La novedad más importante va a ser la presencia de Oliveira, ese dandi del área que va a meter miedo en el cuerpo a más de un defensa sevillista. Llevamos diciendo durante meses que a este Betis le faltaba mordiente arriba y por fin, Lopera, con las dificultades que tiene pescar en enero, ha comprendido que era imprescindible fichar a un “killer” y mejor si es conocido de antemano. Lopera ha hecho su trabajo y nosotros, la parroquia heliopolitana, que le aplaudimos cuando acierta, creo que también.

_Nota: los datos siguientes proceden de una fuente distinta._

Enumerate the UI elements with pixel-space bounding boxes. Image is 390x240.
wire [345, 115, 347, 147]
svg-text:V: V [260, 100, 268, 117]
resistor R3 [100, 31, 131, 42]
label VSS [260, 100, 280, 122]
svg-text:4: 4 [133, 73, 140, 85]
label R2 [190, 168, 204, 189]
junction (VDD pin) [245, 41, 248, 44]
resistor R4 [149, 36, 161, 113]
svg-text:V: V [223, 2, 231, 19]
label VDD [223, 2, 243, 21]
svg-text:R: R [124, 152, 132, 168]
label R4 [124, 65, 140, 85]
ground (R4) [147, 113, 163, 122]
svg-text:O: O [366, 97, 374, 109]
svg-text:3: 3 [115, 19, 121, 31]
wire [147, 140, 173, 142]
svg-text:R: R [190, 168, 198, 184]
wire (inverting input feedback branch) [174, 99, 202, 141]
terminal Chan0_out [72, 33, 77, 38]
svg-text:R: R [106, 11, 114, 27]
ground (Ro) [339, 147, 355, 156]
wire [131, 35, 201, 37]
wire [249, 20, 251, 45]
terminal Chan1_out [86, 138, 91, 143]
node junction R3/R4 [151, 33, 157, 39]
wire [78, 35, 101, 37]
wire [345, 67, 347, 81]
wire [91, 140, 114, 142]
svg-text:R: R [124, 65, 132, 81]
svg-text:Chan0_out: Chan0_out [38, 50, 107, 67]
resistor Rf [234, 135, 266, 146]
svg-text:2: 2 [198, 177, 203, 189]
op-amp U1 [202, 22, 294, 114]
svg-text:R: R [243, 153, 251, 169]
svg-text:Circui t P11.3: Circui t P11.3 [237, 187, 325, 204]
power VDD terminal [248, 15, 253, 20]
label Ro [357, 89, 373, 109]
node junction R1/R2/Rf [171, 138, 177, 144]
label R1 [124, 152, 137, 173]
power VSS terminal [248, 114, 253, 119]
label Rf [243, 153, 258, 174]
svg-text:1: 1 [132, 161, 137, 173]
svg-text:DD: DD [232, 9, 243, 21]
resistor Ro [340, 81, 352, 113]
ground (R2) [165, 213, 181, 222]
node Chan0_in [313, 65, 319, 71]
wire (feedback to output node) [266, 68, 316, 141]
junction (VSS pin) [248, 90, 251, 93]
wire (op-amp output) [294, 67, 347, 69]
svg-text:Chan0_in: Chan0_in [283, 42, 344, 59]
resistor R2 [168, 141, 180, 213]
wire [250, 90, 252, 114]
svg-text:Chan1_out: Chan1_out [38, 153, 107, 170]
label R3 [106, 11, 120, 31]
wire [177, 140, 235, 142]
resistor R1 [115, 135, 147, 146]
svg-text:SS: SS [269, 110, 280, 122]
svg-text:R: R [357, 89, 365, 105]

Mi amigo Javier me habla del Beticómetro, una medidor de la capacidad de aguante, del nivel de pasión, voluntad y ganas que un ciudadano bético puede tener a la hora de animar al equipo y ayudarlo cuando lo necesita. La Beticometría sería la técnica que interpreta esos signos. Y el Beticometrológo es el prenda, como mi amigo Javier, que se dedica a calar a aquellos béticos saboríos y malages, que haberlos, haylos. Pero también se encarga de señalar a aquellos que hacen un bien al Betis por encima de sus intereses.